At their core complex challenges require collaboration. All those with a stake in the problem need to work together to develop new understanding, approaches and solutions. The nature of complex problems requires co-creation of solutions, with citizens, leaders and organisations agreeing to a common agenda and then aligning their efforts and resources to achieve measurable large-scale change. There is growing acceptance that well-designed and effective systemic collaboration is at the heart of initiatives that bring about deep, lasting large-scale social change. There are three big challenges to addressing complex problems in Australia:
1. Lack of understanding of how to respond to complexity There is currently no easy and accessible way to develop the required understanding. In the Australian social impact sector technical solutions are primarily used to address complex problems. Technical solutions are needed but they alone are not sufficient. They do not address root causes, meaning they do not change the underlying social, economic, administrative and political conditions which create the problem in the first place. Complex problems will not be solved by our current ways of thinking and working. They require people to understand complexity and learn new ways of thinking and working.

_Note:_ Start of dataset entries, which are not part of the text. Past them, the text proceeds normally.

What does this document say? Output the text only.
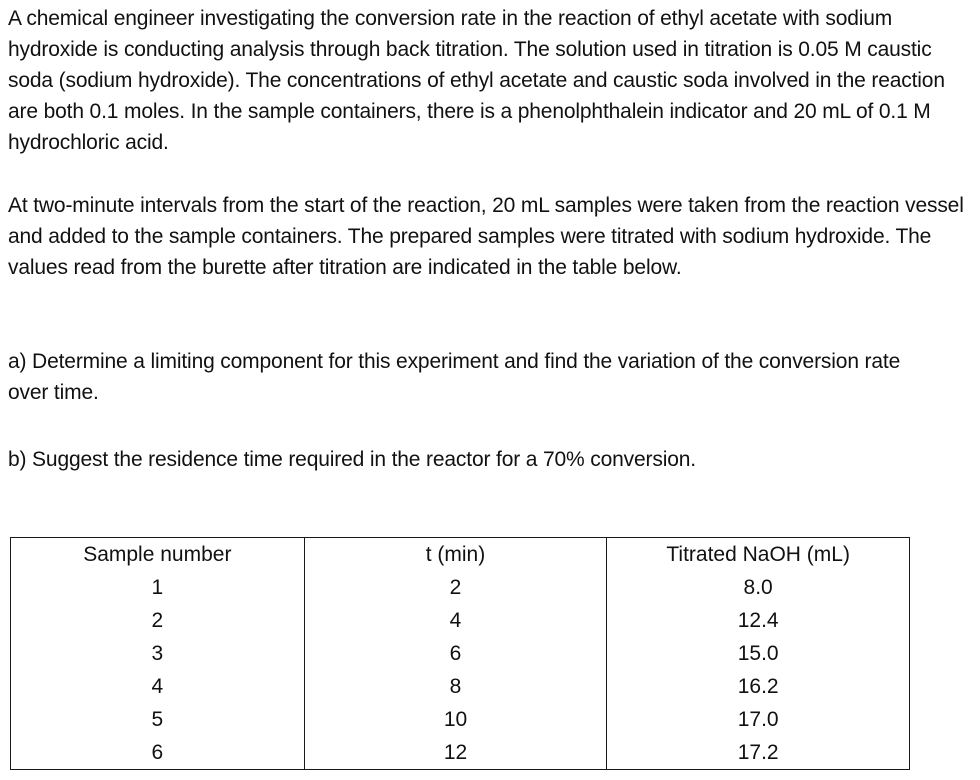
A chemical engineer investigating the conversion rate in the reaction of ethyl acetate with sodium hydroxide is conducting analysis through back titration. The solution used in titration is 0.05 M caustic soda (sodium hydroxide). The concentrations of ethyl acetate and caustic soda involved in the reaction are both 0.1 moles. In the sample containers, there is a phenolphthalein indicator and 20 mL of 0.1 M hydrochloric acid.

At two-minute intervals from the start of the reaction, 20 mL samples were taken from the reaction vessel and added to the sample containers. The prepared samples were titrated with sodium hydroxide. The values read from the burette after titration are indicated in the table below.

a) Determine a limiting component for this experiment and find the variation of the conversion rate over time.

b) Suggest the residence time required in the reactor for a 70% conversion.

Sample number	t (min)	Titrated NaOH (mL)
1	2	8.0
2	4	12.4
3	6	15.0
4	8	16.2
5	10	17.0
6	12	17.2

2. Lack of skills in systems change, collaboration and leadership There is currently no easy and accessible way to acquire the required skills. Many initiatives start the work of collaboration applying the skills which work for leading organisations or delivering programs. They soon find that these skills are insufficient to sustain collaboration and achieve large scale change.
3. Lack of curation of learning & evidence of impact There is currently no easy and accessible way to learn from the emerging Australian field There is a growing practice of collaboration for systems change emerging in Australia. However, the infrastructure to communicate and share experience and expertise is weak and fractured, where it exists at all. Basically, stakeholders are not collaborating very well to collaborate better. As a result, learning is not as fast or as effectively as needed. Stakeholders haven’t learned quickly and effectively from the experience of people who are working on the ground where they are trialling using different collaboration processes for system change. Too much of that work is disconnected and fragmented and the way people find out about what works (and what doesn’t and why), is slow and inefficient.

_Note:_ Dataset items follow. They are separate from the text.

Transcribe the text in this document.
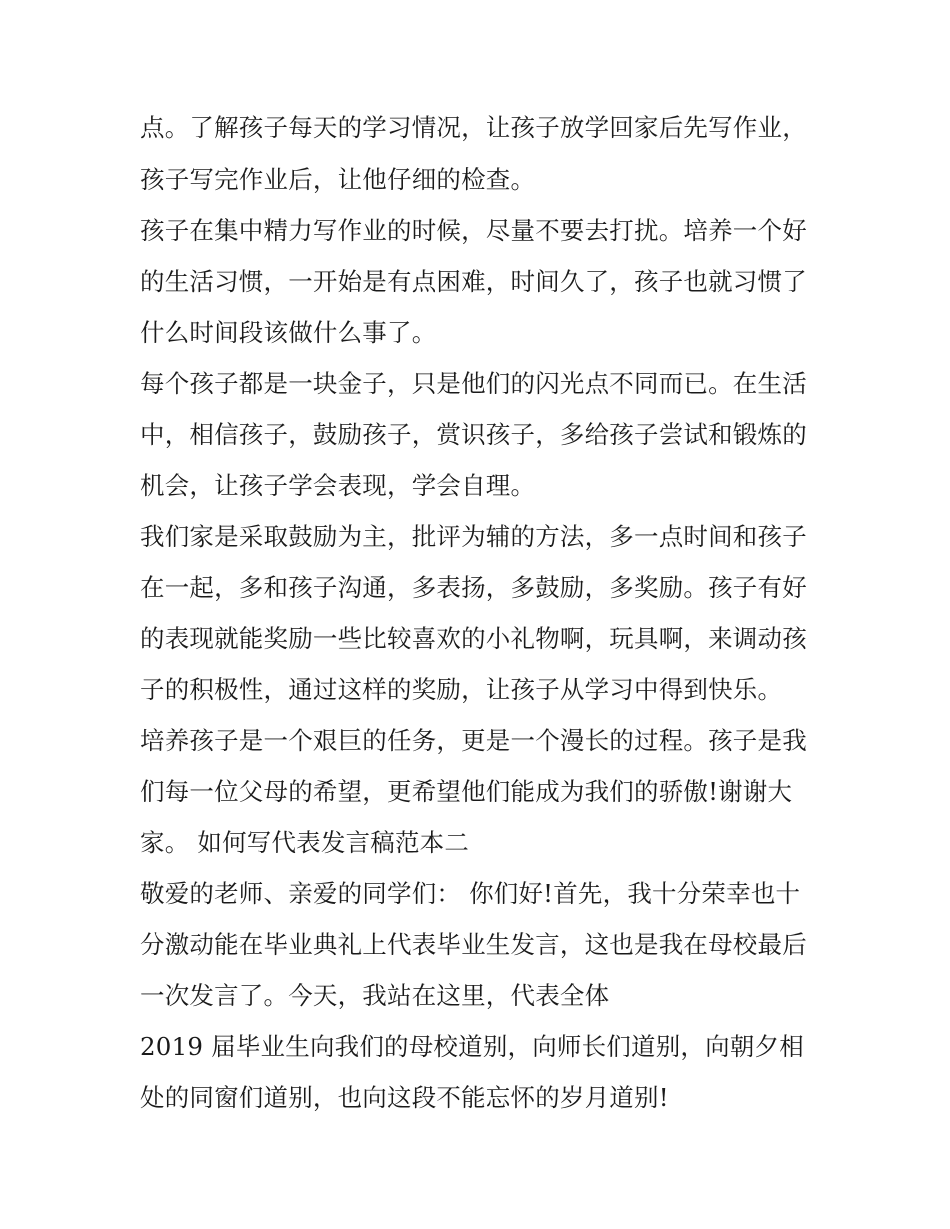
点。了解孩子每天的学习情况，让孩子放学回家后先写作业，
孩子写完作业后，让他仔细的检查。
孩子在集中精力写作业的时候，尽量不要去打扰。培养一个好
的生活习惯，一开始是有点困难，时间久了，孩子也就习惯了
什么时间段该做什么事了。
每个孩子都是一块金子，只是他们的闪光点不同而已。在生活
中，相信孩子，鼓励孩子，赏识孩子，多给孩子尝试和锻炼的
机会，让孩子学会表现，学会自理。
我们家是采取鼓励为主，批评为辅的方法，多一点时间和孩子
在一起，多和孩子沟通，多表扬，多鼓励，多奖励。孩子有好
的表现就能奖励一些比较喜欢的小礼物啊，玩具啊，来调动孩
子的积极性，通过这样的奖励，让孩子从学习中得到快乐。
培养孩子是一个艰巨的任务，更是一个漫长的过程。孩子是我
们每一位父母的希望，更希望他们能成为我们的骄傲!谢谢大
家。 如何写代表发言稿范本二
敬爱的老师、亲爱的同学们： 你们好!首先，我十分荣幸也十
分激动能在毕业典礼上代表毕业生发言，这也是我在母校最后
一次发言了。今天，我站在这里，代表全体
2019 届毕业生向我们的母校道别，向师长们道别，向朝夕相
处的同窗们道别，也向这段不能忘怀的岁月道别!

The literature and practice is clear. In order to solve complex problems people must intentionally and consistently: • Co-create solutions with the communities or beneficiaries of the solutions • Agree to a common agenda and then align their efforts and resources over the long term to that agenda. • Use data to support their learning and efforts, capturing impact continuously. • Engage in ongoing learning.

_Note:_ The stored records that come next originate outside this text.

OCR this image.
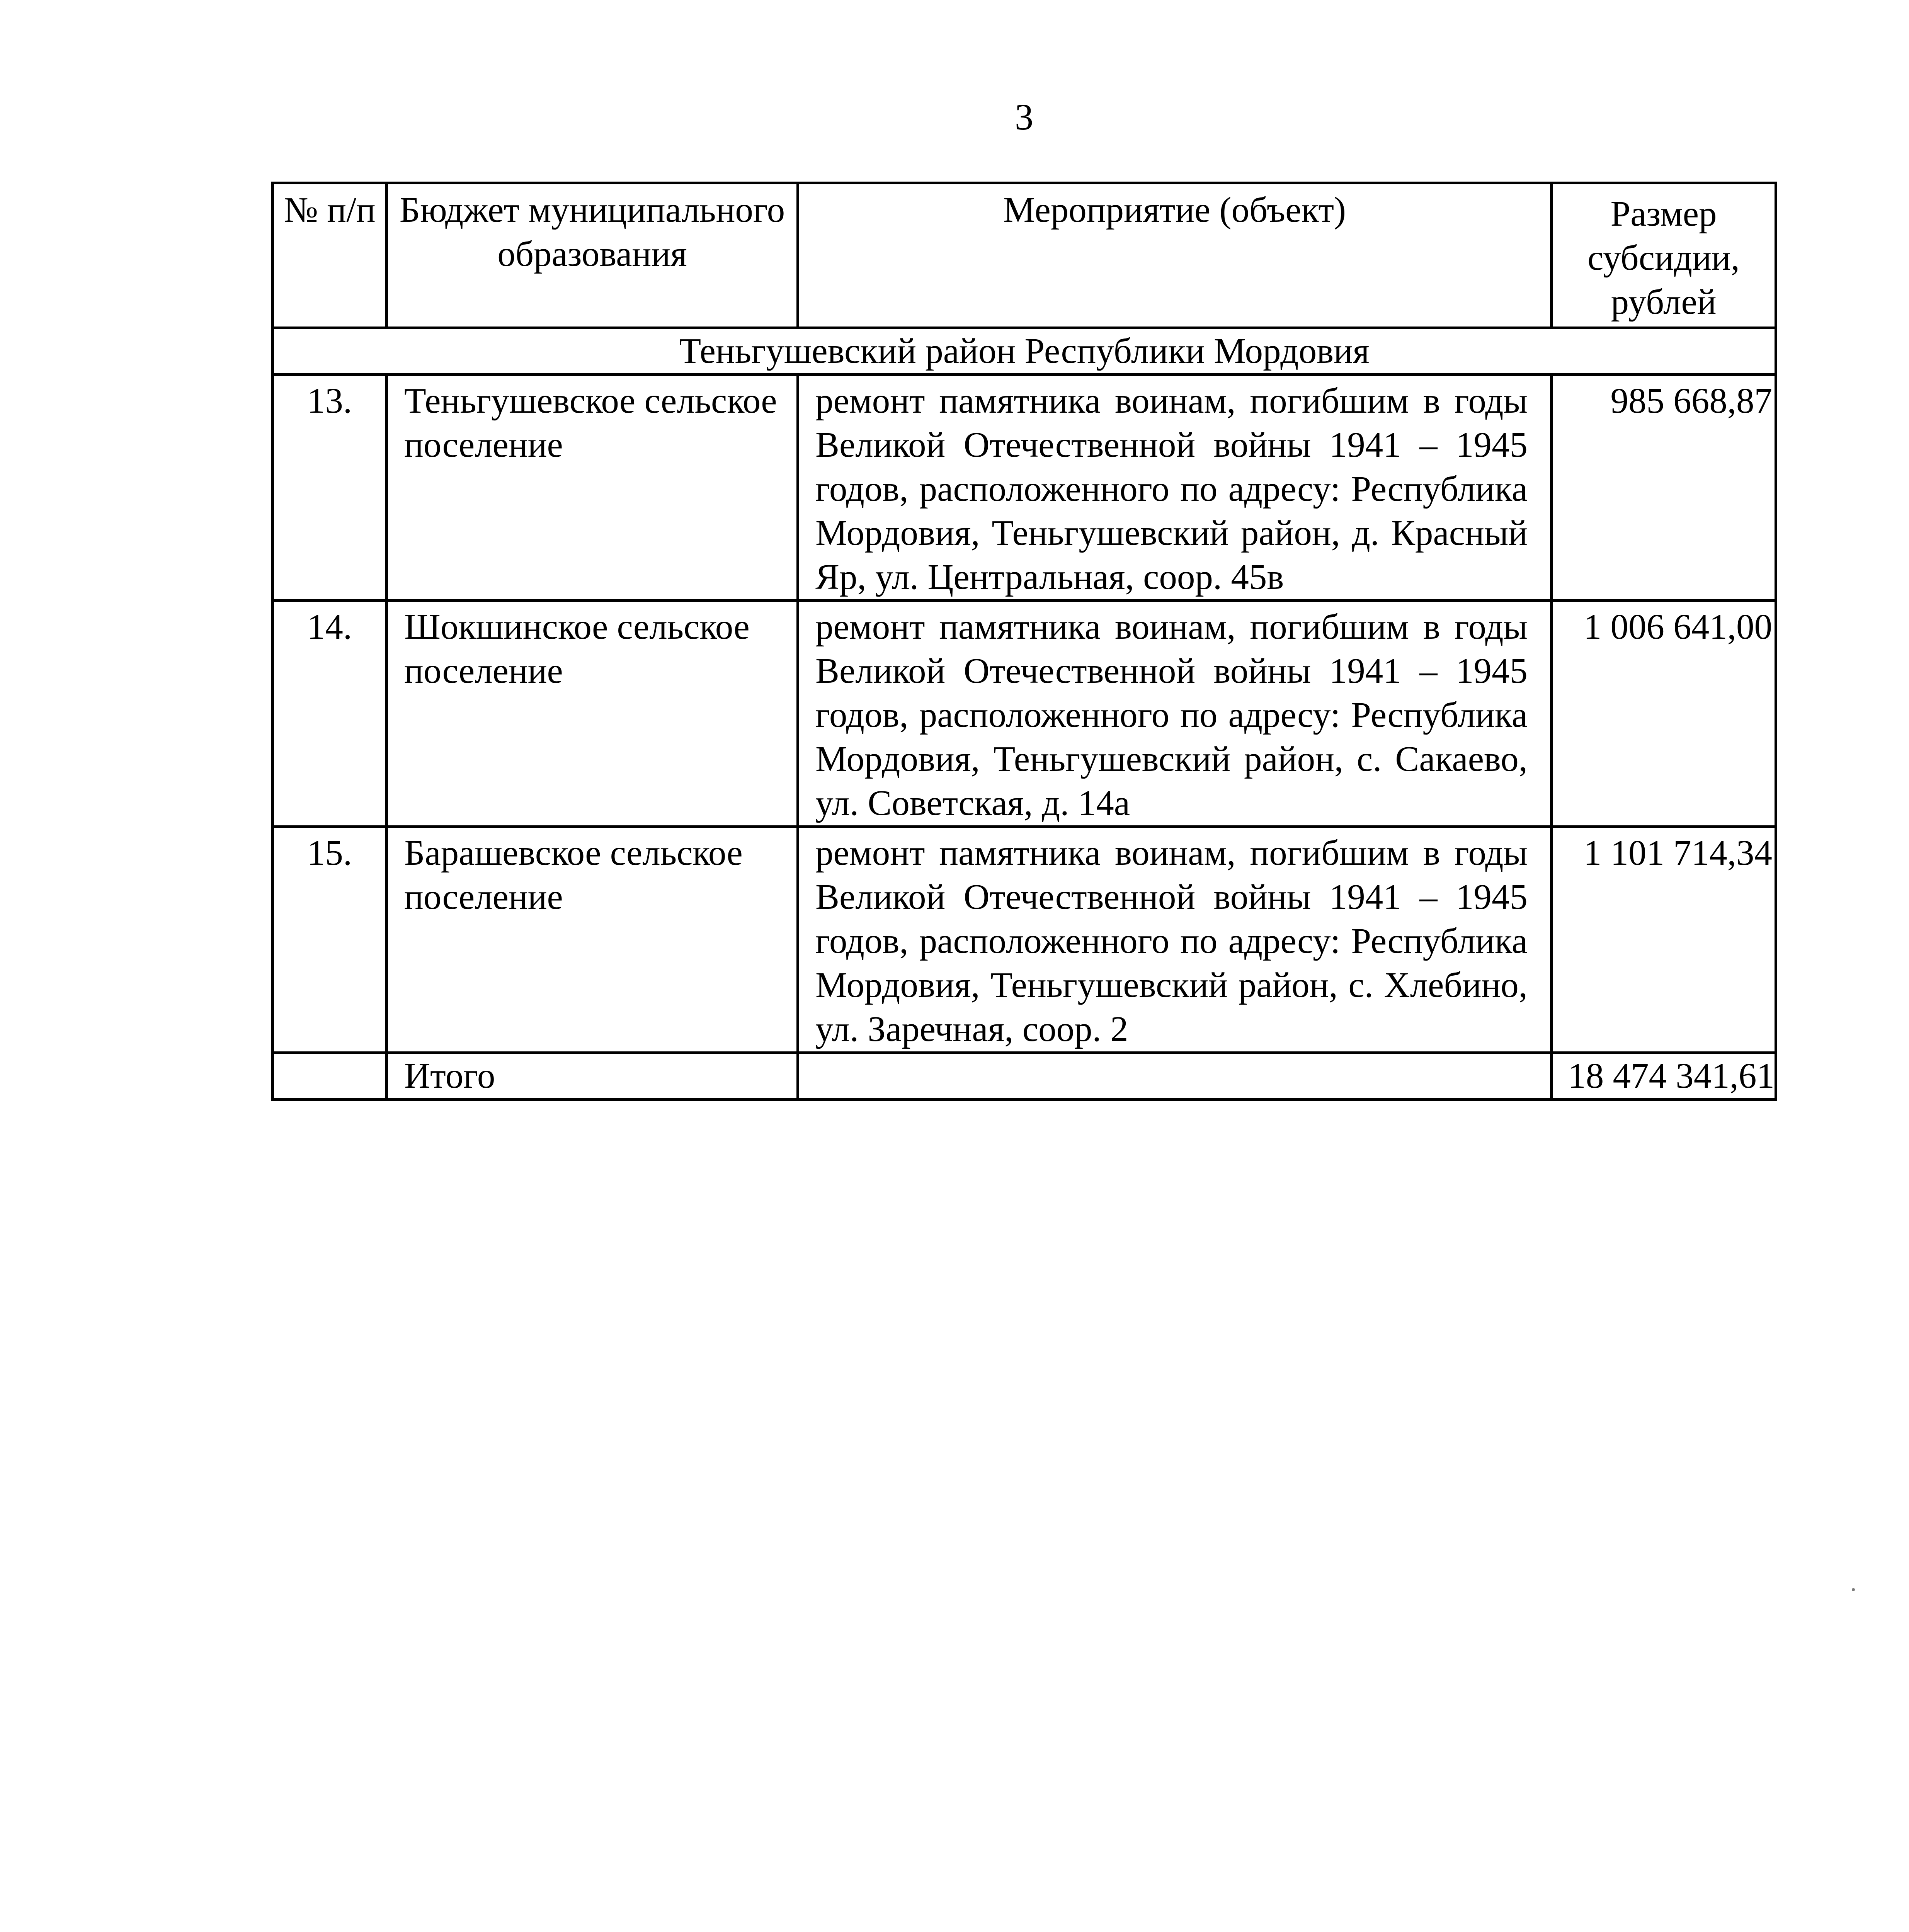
3
№ п/п	Бюджет муниципального образования	Мероприятие (объект)	Размер субсидии, рублей
Теньгушевский район Республики Мордовия			
13.	Теньгушевское сельское поселение	ремонт памятника воинам, погибшим в годы Великой Отечественной войны 1941 – 1945 годов, расположенного по адресу: Республика Мордовия, Теньгушевский район, д. Красный Яр, ул. Центральная, соор. 45в	985 668,87
14.	Шокшинское сельское поселение	ремонт памятника воинам, погибшим в годы Великой Отечественной войны 1941 – 1945 годов, расположенного по адресу: Республика Мордовия, Теньгушевский район, с. Сакаево, ул. Советская, д. 14а	1 006 641,00
15.	Барашевское сельское поселение	ремонт памятника воинам, погибшим в годы Великой Отечественной войны 1941 – 1945 годов, расположенного по адресу: Республика Мордовия, Теньгушевский район, с. Хлебино, ул. Заречная, соор. 2	1 101 714,34
	Итого		18 474 341,61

This way of working is counter to most institutions culture, processes and what they incentivise. Without increased capacity and learning, most collaborative efforts revert back to status quo. To make the changes required people need: • To acquire the knowledge and skills to deepen community, foster citizen engagement, collaborate across sectors, measure and evaluate community change, and support innovation. • To learn to change together.
We believe that true community and systems change occurs when citizens and organizations adopt new ways of thinking and working together that embrace an asset-based approach that emphasizes what is possible if we work in collaboration. Since 2013, Collaboration for Impact has been walking alongside social change initiatives working on large scale collaborative change. We have been harvesting and sharing learnings from what’s happening on the ground across Australia and internationally resulting in the gathering of tools, practice and resources to embed in the support we provide on the ground. We have seen the best of what works and have a metaview of the learning from what doesn’t work. Communities, governments and practitioners have been consistently calling for a platform that allows access to what we are learning as a field to enable initiatives to guide their own learning but also importantly have a platform to come together and share with peers and continue to learn from and with each other. This is why have invested in the creation of Platform C – because large-scale change requires collaboration in learning, not just implementation.